Konventionelle Motorsteuerungsalgorithmen dienen als Grundlage für die Entwicklung von Algorithmen für die Elektromotor-Steuerung. Dazu zählen folgende:
- Skalare Steuerung: Diese Methode zur Elektromotor-Steuerung im offenen Regelkreis ist auch als Volt-pro-Hertz-Steuerung (V/f-Steuerung) bekannt und hält ein konstantes Spannungs-Frequenz-Verhältnis in Wechselstrommotoren zur grundlegenden Drehzahlregelung aufrecht.
- Feldorientierte Regelung (Field-Oriented Control, FOC): Diese Technik zur Motorsteuerung im geschlossenen Regelkreis nutzt die Vektorregelung mithilfe von Clarke- und Park-Transformationen, um die magnetischen und drehmomenterzeugenden Komponenten von Strömen in Wechselstrommotoren zu trennen und zu steuern. Hierdurch wird eine präzise Drehzahl- und Drehmomentregelung ermöglicht.
- Direkte Drehmomentregelung (Direct Torque Control, DTC): Diese Technik erlaubt es, das Drehmoment und den Fluss dynamisch anzupassen, ohne dass komplexe Transformationen nötig sind.
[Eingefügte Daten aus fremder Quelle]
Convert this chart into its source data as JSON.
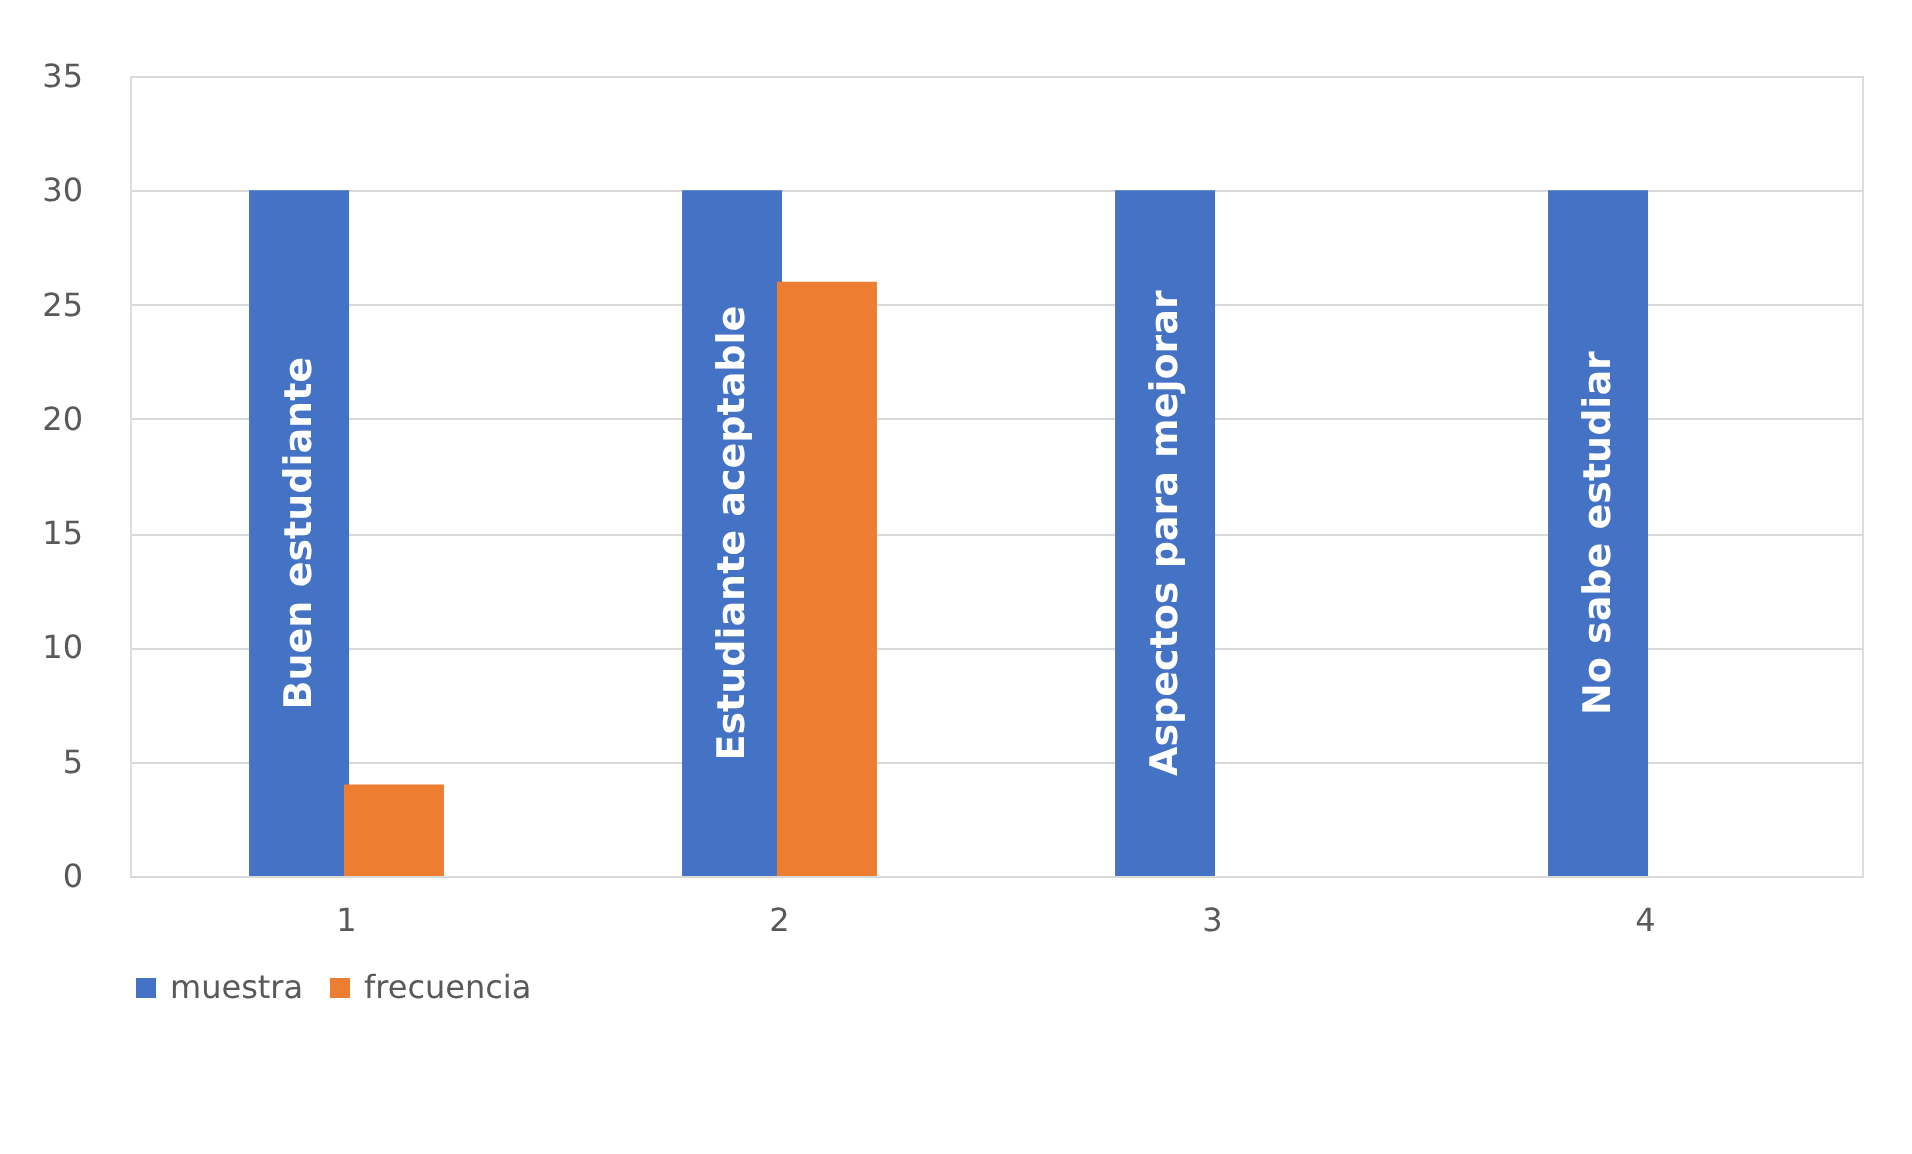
{
  "chart_data": {
    "type": "bar",
    "categories": [
      "1",
      "2",
      "3",
      "4"
    ],
    "series": [
      {
        "name": "muestra",
        "color": "#4472c4",
        "values": [
          30,
          30,
          30,
          30
        ]
      },
      {
        "name": "frecuencia",
        "color": "#ed7d31",
        "values": [
          4,
          26,
          0,
          0
        ]
      }
    ],
    "ylim": [
      0,
      35
    ],
    "yticks": [
      0,
      5,
      10,
      15,
      20,
      25,
      30,
      35
    ],
    "grid": "y",
    "legend": "bottom",
    "annotations": [
      "Buen estudiante",
      "Estudiante aceptable",
      "Aspectos para mejorar",
      "No sabe estudiar"
    ]
  }
}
Daher eignet sie sich gut für Anwendungen, die eine schnelle Drehmomentreaktion erfordern.
Entwicklung von Elektromotor-Regelungssystemen mit MATLAB und Simulink
Ingenieursteams nutzen MATLAB® und Simulink® zur Entwicklung von Regelungsalgorithmen für Motoren. Sie simulieren damit das Systemverhalten und optimieren die Leistung durch Echtzeittests, um die Eignung von Motorsteuerungsdesigns zu bestimmen sowie den Zeit- und Kostenaufwand für die Entwicklung von Algorithmen zu reduzieren, bevor kostspielige Hardwaretests durchgeführt werden.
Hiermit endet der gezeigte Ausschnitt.